The authors of the theory, Ryan P. Ferrer of Seattle Pacific University and Richard K. Zimmer of the University of California at Los Angeles, liken such molecules to keystone species, animals or plants that may be uncommon but exert a controlling influence, through predation or in other ways. Keystone molecules function in chemical communication and defense, and likewise have dominant consequences in nature.Ferrer and Zimmer give four examples of keystone molecules.
DMSP is a simple chemical, synthesized by single-celled marine organisms, that has powerful effects on bacteria, and through its breakdown products, on the foraging of seabirds. Saxitoxin is a potent poison, also produced by marine microbes, that repels some grazing animals but can cause massive die-offs of fishes, seabirds, and marine mammals.

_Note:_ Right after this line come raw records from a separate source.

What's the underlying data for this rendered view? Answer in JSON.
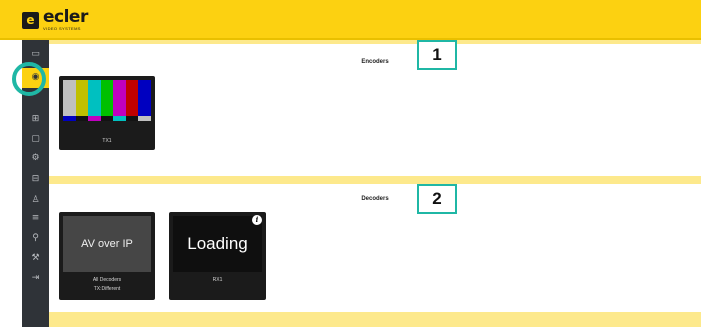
{
  "brand": {
    "logo_mark": "e",
    "name": "ecler",
    "tagline": "VIDEO SYSTEMS"
  },
  "sidebar": {
    "items": [
      {
        "icon": "dashboard-icon",
        "glyph": "▭",
        "active": false
      },
      {
        "icon": "target-icon",
        "glyph": "◉",
        "active": true
      },
      {
        "icon": "matrix-icon",
        "glyph": "⊞",
        "active": false
      },
      {
        "icon": "display-icon",
        "glyph": "▢",
        "active": false
      },
      {
        "icon": "settings-icon",
        "glyph": "⚙",
        "active": false
      },
      {
        "icon": "grid-icon",
        "glyph": "⊟",
        "active": false
      },
      {
        "icon": "user-icon",
        "glyph": "♙",
        "active": false
      },
      {
        "icon": "sliders-icon",
        "glyph": "≡",
        "active": false
      },
      {
        "icon": "network-icon",
        "glyph": "⚲",
        "active": false
      },
      {
        "icon": "wrench-icon",
        "glyph": "⚒",
        "active": false
      },
      {
        "icon": "logout-icon",
        "glyph": "⇥",
        "active": false
      }
    ]
  },
  "encoders": {
    "title": "Encoders",
    "callout": "1",
    "devices": [
      {
        "name": "TX1"
      }
    ]
  },
  "decoders": {
    "title": "Decoders",
    "callout": "2",
    "devices": [
      {
        "screen_text": "AV over IP",
        "name": "All Decoders",
        "sub": "TX:Different"
      },
      {
        "screen_text": "Loading",
        "name": "RX1",
        "info": "i"
      }
    ]
  },
  "colors": {
    "brand_yellow": "#fcd111",
    "sidebar_dark": "#2f3338",
    "highlight_teal": "#1fb7a5",
    "color_bars_top": [
      "#c0c0c0",
      "#c0c000",
      "#00c0c0",
      "#00c000",
      "#c000c0",
      "#c00000",
      "#0000c0"
    ],
    "color_bars_mid": [
      "#0000c0",
      "#131313",
      "#c000c0",
      "#131313",
      "#00c0c0",
      "#131313",
      "#c0c0c0"
    ],
    "color_bars_bot": [
      "#00214c",
      "#ffffff",
      "#32006a",
      "#131313",
      "#090909",
      "#131313",
      "#1d1d1d",
      "#131313"
    ]
  }
}
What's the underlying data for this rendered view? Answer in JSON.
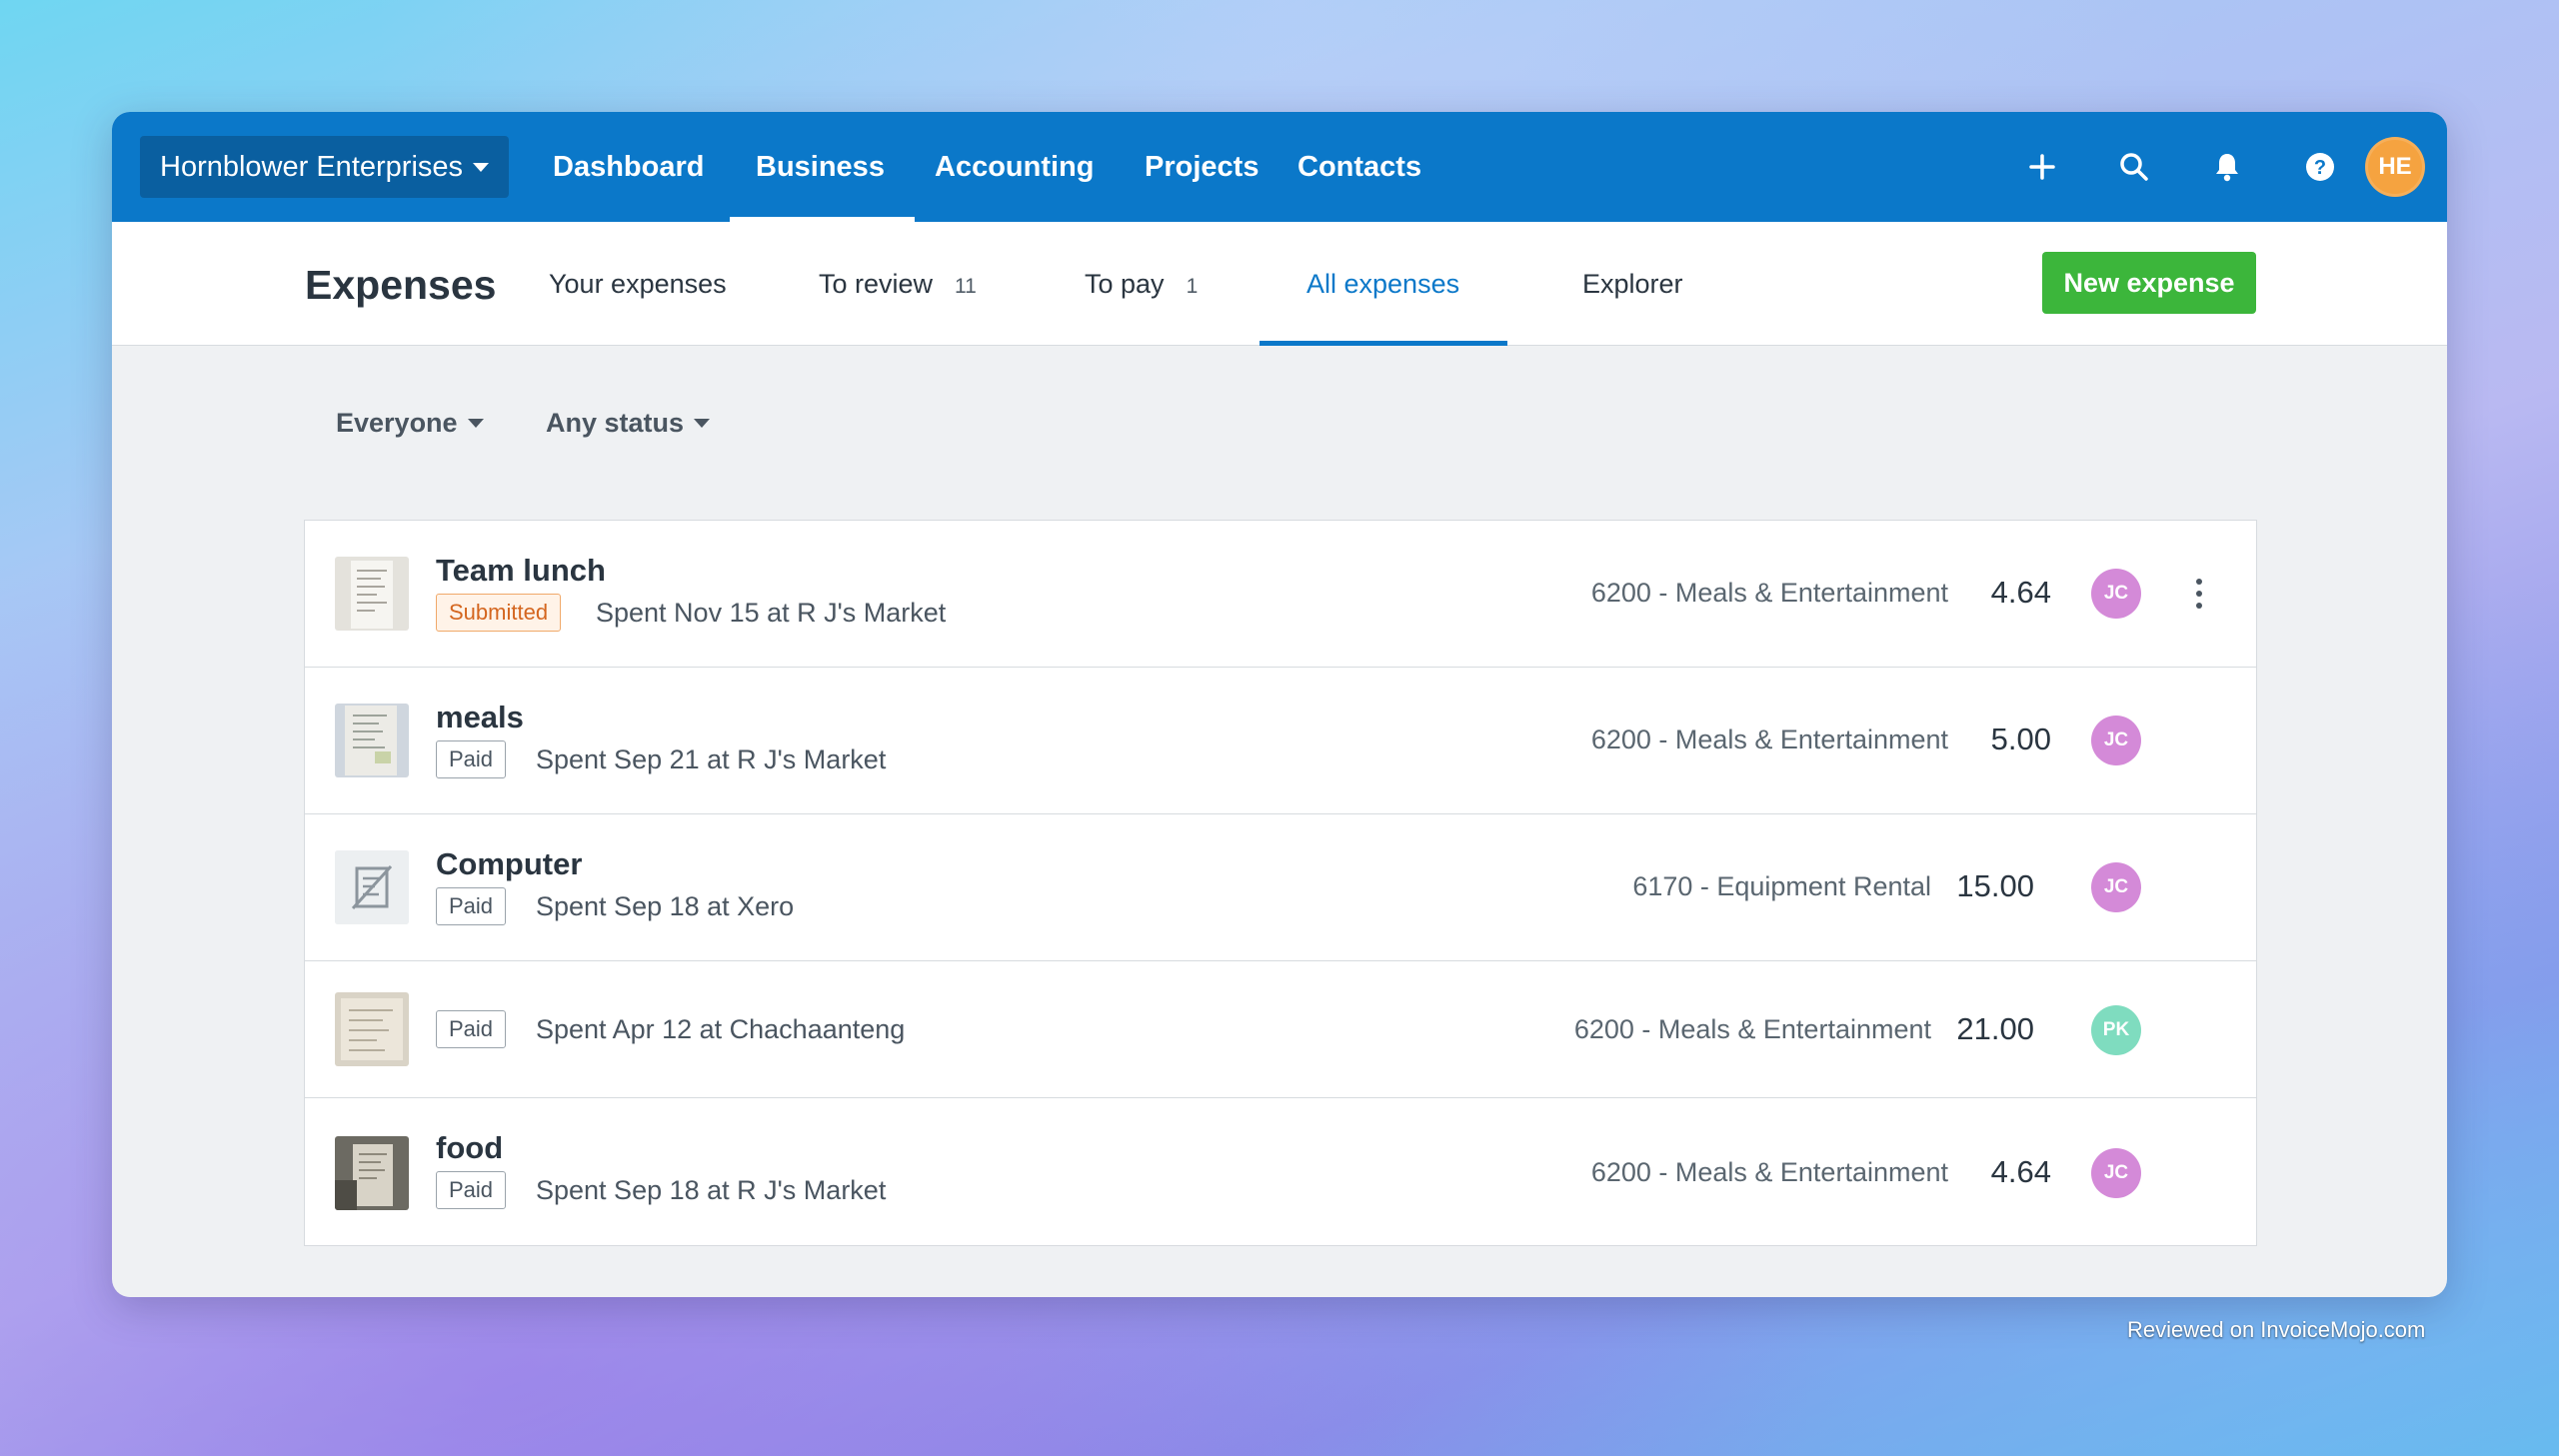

Tetrodotoxin is another toxic keystone molecule, but produced in the skin of newts. It prompts newt larvae to hide to avoid being cannibalized and also deters some predators. Garter snakes that feed on newts, however, can accumulate the toxin in their own tissues, which in turn provides them with predator protection. Pyrrolizidine akaloids, which are synthesized by many plants, repel most plant-eaters, but are consumed by some moths, which recycle the alkaloids and convert them into a powerful volatile pheromone that attracts mates.Because of their multifunctional effects and importance in the sea, in fresh water, and on land, keystone molecules deserve special attention from managers seeking to conserve species, Ferrer and Zimmer argue. The loss of a species that produces or captures a keystone molecule in an area could have far-reaching effects, as could the arrival of a non-native species that disrupts flows of the molecules. Future research, Ferrer and Zimmer suggest, is likely to reveal more keystone molecules and unseen webs of natural control.